The dollar rose against a basket of currencies to its highest since March 2009. It also gained against the yen to its highest since 2007.

On Wall Street, the Dow Jones industrial average rose 87.11 points, or 0.49 per cent, at 17,987.21. The Standard & Poor’s 500 Index was up 7.10 points, or 0.34 per cent, at 2,079.02.

The Nasdaq Composite Index was up 19.25 points, or 0.40 per cent, at 4,788.69.

Stock traders were balancing the encouraging fundamental strength in the US economy with the prospect of a rate rise.

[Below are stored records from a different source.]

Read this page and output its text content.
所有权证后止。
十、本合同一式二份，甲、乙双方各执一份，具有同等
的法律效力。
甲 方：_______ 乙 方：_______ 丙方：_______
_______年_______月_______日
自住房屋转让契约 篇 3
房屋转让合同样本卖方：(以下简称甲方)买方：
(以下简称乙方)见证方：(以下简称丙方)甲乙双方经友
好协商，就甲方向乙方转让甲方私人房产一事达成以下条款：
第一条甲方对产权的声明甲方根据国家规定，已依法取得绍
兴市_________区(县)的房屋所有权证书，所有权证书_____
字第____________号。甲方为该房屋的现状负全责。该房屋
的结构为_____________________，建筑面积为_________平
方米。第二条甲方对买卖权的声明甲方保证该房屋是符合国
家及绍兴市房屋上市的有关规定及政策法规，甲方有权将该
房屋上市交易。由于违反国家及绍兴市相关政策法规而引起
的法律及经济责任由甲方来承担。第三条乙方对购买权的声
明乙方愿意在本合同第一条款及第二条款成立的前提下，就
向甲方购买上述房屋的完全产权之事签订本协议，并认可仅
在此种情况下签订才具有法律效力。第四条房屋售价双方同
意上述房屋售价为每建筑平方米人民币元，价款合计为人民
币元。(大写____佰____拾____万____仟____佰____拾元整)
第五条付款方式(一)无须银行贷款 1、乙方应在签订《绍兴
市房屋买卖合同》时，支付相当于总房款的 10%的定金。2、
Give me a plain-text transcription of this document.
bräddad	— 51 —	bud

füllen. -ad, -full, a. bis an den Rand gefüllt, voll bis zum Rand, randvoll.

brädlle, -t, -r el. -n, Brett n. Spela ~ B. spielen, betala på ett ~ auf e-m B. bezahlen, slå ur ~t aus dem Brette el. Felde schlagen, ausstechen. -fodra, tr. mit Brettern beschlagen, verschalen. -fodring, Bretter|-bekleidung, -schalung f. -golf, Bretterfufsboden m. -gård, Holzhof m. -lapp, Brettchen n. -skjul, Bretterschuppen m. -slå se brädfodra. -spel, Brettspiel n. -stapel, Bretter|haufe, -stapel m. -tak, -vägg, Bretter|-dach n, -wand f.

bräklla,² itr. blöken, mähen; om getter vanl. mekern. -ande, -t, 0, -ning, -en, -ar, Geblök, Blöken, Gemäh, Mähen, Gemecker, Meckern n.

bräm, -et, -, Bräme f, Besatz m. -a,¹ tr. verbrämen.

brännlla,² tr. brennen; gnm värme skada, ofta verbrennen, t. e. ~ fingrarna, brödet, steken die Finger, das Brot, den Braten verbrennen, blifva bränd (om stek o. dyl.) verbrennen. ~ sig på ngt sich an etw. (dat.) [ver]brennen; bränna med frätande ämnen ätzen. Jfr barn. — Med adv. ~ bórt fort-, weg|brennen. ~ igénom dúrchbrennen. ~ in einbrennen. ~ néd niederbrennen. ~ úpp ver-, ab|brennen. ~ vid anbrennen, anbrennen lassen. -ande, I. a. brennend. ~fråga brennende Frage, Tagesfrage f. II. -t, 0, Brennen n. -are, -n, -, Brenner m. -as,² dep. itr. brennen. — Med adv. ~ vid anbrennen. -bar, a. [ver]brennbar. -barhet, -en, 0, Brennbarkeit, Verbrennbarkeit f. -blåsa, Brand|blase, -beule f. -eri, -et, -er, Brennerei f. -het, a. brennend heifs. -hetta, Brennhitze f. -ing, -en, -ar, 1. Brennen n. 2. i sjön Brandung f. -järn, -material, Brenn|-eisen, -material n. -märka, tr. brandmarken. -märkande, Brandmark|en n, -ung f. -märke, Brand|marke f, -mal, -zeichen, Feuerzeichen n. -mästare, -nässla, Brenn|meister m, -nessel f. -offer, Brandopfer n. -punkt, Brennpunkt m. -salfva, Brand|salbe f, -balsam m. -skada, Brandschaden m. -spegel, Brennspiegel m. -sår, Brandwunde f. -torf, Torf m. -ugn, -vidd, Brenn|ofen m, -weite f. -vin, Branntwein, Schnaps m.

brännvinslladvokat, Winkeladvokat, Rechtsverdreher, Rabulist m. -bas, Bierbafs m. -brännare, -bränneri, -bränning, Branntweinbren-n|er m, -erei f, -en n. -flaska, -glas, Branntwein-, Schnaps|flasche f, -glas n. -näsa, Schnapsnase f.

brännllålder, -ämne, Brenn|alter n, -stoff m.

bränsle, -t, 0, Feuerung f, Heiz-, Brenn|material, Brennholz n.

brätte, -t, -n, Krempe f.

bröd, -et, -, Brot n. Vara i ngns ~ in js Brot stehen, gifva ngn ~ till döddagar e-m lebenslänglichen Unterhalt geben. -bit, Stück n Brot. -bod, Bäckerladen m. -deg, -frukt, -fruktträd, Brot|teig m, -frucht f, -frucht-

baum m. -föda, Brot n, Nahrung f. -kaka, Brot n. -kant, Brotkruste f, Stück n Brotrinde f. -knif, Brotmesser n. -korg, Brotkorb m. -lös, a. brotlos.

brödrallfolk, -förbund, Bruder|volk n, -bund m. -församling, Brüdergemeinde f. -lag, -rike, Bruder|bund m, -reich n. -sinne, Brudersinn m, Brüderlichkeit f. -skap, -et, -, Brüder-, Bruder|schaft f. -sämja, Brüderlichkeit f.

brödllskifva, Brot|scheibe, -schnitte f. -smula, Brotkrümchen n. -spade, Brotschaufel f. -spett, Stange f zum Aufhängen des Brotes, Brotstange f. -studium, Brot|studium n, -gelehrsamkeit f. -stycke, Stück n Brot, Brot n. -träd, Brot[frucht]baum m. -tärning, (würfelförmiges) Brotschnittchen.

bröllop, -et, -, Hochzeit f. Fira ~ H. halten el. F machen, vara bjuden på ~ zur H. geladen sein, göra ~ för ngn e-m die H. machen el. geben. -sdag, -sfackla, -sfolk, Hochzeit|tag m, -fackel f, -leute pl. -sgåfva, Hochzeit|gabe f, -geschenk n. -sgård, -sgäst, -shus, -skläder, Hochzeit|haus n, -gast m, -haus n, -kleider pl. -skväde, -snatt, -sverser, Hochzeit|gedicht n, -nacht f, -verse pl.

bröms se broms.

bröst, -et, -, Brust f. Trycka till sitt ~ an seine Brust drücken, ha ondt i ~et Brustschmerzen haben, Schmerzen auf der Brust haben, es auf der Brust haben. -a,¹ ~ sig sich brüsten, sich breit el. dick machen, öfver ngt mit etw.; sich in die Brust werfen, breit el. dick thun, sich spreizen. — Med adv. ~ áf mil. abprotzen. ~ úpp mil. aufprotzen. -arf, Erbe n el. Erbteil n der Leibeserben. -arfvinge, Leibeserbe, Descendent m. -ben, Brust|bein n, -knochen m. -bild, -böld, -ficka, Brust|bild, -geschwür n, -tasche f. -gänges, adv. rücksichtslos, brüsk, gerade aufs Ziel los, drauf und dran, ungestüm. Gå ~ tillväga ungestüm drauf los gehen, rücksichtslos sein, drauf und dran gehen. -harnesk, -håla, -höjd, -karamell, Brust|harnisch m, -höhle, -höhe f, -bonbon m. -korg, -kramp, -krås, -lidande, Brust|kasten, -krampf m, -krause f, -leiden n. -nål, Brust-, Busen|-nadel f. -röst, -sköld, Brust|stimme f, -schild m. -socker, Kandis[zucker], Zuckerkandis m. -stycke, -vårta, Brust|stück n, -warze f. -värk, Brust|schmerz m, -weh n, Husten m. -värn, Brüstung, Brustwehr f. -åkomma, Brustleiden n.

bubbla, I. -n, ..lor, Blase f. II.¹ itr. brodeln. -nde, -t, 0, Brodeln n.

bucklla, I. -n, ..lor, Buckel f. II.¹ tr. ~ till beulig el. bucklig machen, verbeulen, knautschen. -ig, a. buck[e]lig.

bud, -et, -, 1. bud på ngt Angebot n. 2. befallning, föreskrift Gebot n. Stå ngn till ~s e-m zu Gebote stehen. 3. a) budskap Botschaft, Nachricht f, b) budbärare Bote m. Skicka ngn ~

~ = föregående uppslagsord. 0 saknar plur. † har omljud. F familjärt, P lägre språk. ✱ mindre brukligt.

Financial shares led gains, with the S&P financial index up 1.2 per cent as higher interest rates are expected to boost earnings in the sector. Utilities, a dividend play, lost ground as Treasuries yields rose. The S&P utility index was down 1.1 per cent. MSCI’s global share index was up 0.2 per cent, while an index of European shares ended up 1.8 per cent as a weaker euro boosted exporters.

The rally follows heavy declines on Thursday after the European Central Bank said a decision about further stimulus would be made next year.

Gold dropped nearly one per cent, suffering from the dollar’s strength, while Brent and US crude continued their slide.

Spot gold was at $1,191.05 an ounce. Brent crude was down 35 cents at $69.29 barrel, while US crude oil futures were down 73 cents at $66.08.